In this talk I will consider the problem of stability verification of large-scale dynamical systems using techniques from convex optimization and algebraic graph theory. Two approaches will be presented that rely on an appropriate graph decomposition scheme. In the first case, a dynamical system will be represented as a graph and we will decompose the system into a set of interacting subsystems using a max-cut approach and then pursue a composite stability analysis. The second approach exploits a relationship between sparse positive semidefinite matrices and chordal graphs to reduce the dimension of the constraint space in a semidefinite optimization programme. Motivating examples, including optimization over the (relaxed) space of positive polynomials will be given.

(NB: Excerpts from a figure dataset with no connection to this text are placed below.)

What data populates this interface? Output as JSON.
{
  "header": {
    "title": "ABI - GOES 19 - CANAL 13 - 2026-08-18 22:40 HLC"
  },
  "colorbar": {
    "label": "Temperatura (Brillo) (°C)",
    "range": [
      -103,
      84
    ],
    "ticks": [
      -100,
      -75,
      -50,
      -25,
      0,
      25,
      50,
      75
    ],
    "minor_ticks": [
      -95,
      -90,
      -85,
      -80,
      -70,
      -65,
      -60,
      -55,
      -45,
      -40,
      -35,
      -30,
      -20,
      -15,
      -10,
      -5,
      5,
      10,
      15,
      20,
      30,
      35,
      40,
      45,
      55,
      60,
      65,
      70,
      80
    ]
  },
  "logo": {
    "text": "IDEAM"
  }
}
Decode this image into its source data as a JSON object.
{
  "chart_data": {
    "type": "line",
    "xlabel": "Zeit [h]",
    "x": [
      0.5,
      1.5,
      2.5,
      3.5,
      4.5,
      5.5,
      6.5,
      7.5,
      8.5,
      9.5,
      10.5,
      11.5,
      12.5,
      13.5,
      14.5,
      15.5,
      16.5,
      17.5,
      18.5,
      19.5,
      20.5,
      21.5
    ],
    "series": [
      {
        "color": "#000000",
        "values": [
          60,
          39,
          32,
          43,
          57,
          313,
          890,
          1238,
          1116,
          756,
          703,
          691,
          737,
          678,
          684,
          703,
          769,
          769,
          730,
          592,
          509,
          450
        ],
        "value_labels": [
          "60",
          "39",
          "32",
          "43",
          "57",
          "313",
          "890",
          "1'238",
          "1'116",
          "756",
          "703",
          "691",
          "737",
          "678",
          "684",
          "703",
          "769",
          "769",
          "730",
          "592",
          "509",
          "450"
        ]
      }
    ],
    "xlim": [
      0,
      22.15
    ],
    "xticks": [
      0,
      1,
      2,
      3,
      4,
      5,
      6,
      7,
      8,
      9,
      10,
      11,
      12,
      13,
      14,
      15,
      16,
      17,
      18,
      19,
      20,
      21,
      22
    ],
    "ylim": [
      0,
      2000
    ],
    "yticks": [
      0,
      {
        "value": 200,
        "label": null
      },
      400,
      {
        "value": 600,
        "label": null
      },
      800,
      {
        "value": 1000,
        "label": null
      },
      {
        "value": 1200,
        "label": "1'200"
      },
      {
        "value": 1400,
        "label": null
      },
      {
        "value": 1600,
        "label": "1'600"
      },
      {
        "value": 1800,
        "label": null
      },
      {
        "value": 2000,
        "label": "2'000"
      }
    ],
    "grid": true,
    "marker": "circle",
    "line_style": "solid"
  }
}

James Anderson is currently a Junior Research Fellow at St. John’s College, University of Oxford. He completed his D.Phil in Engineering Science at Oxford in 2012. Prior to this he obtained a B.Sc and M.Sc in engineering from the University of Reading. His research deals with the analysis and design of large-scale networked systems. Using techniques from robust control theory, dynamical systems, graph theory and convex optimisation he is interested in developing mathematical and algorithmic techniques capable of taking into account the underlying nonlinearities and uncertainty that real world systems exhibit. The goal of this research is to design feedback control laws that can optimise the performance of a network of interacting systems subject to noise from the environment. Such methods must provide guaranteed robust stability certificates and at the same time be computationally efficient to derive. Application areas of interest include power system networks, technological networks and synthetic biology.
This talk is organized by the Database & Artificial Intelligence Group at the Institute of Information Systems.